From Back to School to Black Friday: where did all the stores go?
As a kid, I dreaded the end of summer — shorter days, earlier bedtimes, homework (ugh). But there was one thing I looked forward to every August: back-to-school shopping.
Not for the clothes. (Still not much of a fashion plate.) I was in it for the supplies. Fresh notebooks in my favorite colors. Crisp packs of loose-leaf paper. Pens that promised perfect loops and flourishes. All that potential, just waiting to be filled.
If I was really lucky, the day’s errands ended with a trip to the local arts and crafts store — a wonderland of possibility. Model kits, stamp-collecting books, beads, yarn, balsa wood. I could spend hours roaming those aisles, dreaming up projects I didn’t have the skill to finish but couldn’t wait to start. These were places that sold more than supplies. They sold ideas.
Fast forward to today’s “back-to-school” season, and those aisles are disappearing. The Joann Fabrics chain — one of the last major craft store holdouts — closed all 800 of its U.S. locations this summer, including 14 here in the Philadelphia area.
🏬 Our Vanishing Stores

It’s just the latest in a string of retail disappearances, from toy stores to bookstores, that used to anchor neighborhood shopping centers. Big Lots is collapsing. Party City, Rite Aid, Bed Bath & Beyond — all vanished or shrinking. What used to be reliable landmarks of everyday life have become relics of a retail system that stopped caring about the people who shopped, worked, and gathered there.
As you’ve probably guessed, there’s a common thread: private-equity buyouts. These debt-driven takeovers are designed to extract quick profit rather than foster long-term stability. When such firms move in, stores often see staff cuts, property sell-offs, and mounting debt they can’t repay. It’s great for investors who cash out early. Terrible for everyone else.
Here’s how it usually works: a private-equity firm buys a struggling retail chain using borrowed money, then makes the company itself responsible for paying back that debt. To raise cash fast, the new owners sell off buildings and real estate, cut jobs, and shrink inventory. On paper, it looks efficient — but it leaves the business hollowed out, with little chance to recover once the bills come due.
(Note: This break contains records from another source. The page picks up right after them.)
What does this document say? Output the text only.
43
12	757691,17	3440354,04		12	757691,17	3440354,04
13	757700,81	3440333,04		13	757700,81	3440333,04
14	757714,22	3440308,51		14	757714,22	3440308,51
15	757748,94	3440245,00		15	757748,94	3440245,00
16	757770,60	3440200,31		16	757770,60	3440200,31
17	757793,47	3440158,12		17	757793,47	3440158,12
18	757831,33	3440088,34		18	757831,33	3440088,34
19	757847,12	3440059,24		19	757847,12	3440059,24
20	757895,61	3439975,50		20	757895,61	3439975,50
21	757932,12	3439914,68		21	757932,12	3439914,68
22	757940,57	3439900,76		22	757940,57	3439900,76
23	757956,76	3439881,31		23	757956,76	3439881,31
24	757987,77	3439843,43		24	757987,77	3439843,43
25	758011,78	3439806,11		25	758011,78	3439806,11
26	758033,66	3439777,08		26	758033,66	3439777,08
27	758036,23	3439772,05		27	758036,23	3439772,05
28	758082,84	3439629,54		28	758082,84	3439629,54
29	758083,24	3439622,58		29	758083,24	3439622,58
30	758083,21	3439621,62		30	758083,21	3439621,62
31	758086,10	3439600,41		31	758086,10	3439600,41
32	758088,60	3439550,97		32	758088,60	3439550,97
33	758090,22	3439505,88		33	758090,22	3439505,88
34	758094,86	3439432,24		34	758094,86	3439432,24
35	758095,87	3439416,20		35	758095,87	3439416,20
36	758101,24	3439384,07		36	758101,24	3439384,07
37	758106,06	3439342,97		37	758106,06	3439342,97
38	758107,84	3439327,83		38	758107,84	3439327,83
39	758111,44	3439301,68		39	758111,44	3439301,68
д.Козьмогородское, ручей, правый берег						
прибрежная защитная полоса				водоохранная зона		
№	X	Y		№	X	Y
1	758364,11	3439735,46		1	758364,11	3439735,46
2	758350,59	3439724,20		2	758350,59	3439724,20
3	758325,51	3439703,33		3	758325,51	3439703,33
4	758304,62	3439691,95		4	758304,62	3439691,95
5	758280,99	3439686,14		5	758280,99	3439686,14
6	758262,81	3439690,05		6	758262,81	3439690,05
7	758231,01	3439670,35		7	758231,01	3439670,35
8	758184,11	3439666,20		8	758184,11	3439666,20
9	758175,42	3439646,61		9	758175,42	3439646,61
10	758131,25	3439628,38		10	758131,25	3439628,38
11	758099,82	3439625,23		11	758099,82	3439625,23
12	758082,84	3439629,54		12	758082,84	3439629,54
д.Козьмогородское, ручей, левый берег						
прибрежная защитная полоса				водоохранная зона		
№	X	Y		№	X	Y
From Aisles to Algorithms 💸
With the holidays approaching, we’re seeing the effects of that shift all around us. Once upon a time, shopping felt local — neighborhood stores decorating windows, familiar clerks helping find the right gift. Now, with fewer of those stores remaining, the season plays out through screens and corporate chains, where prices and inventory are dictated by investors instead of communities.
Earlier this year, analysts estimated as many as 15,000 U.S. stores could close in 2025, nearly double last year’s count. Mid-year reports suggest we’re still on pace to reach that record. Each one represents more than a business loss — it’s another space pulled out of local hands and folded into a corporate balance sheet somewhere far away. The result is a retail landscape that feels thinner, blander, and increasingly disconnected from the communities it once served.

It’s tempting to chalk this up to “changing times.” But these shortfalls aren’t inevitable. They’re the product of decisions that prize short-term gain over the long-term health of communities. Every shuttered storefront means fewer local jobs, less tax revenue, and one less place for people to gather, learn, or simply bump into each other.
Maybe that’s why my own “supply runs” these days feel bittersweet. I still buy the pens and notebooks, still get that little thrill at the thought of a blank page. But I can’t help missing those days when the possibilities stretched as far as the aisles themselves — and the stores were still there to hold them.
🛟 “Joann Lives On — Sort Of” 🧵🪡
Joann Fabrics is technically back — but not as you remember it. After declaring bankruptcy and closing all of its stores earlier this year, Joann’s brand and product lines were purchased by Michaels, which now sells its yarns and fabrics under a new “Knit & Sew Shop” label.
For longtime crafters, it’s a bittersweet reunion: the name survives, but the community spaces it once anchored are gone. What was once a place to browse, learn, and trade ideas now exists only as a product line in a bigger chain — another example of how consolidation replaces connection.
🎄 Deck the Halls — or Pay More to Do It 🤑
Heads up, Clark Griswolds of the world! Holiday décor is looking like a poster child for the tariff squeeze:
- Artificial tree imports in August were down ~58% year over year, and September down ~70%, as many importers held back on costly stock.
- The National Tree Company has raised décor prices by about 10% across the board, citing new tariff burdens.
- At the same time, entries in the market are thinning: many decor lines are scaling back offerings or delaying product launches due to uncertainty.
Bottom line for shoppers: fewer choices, higher prices, and less flexibility. This year, don’t wait to buy that wreath, tree, ornament, lawn display, etc. if it catches your eye now.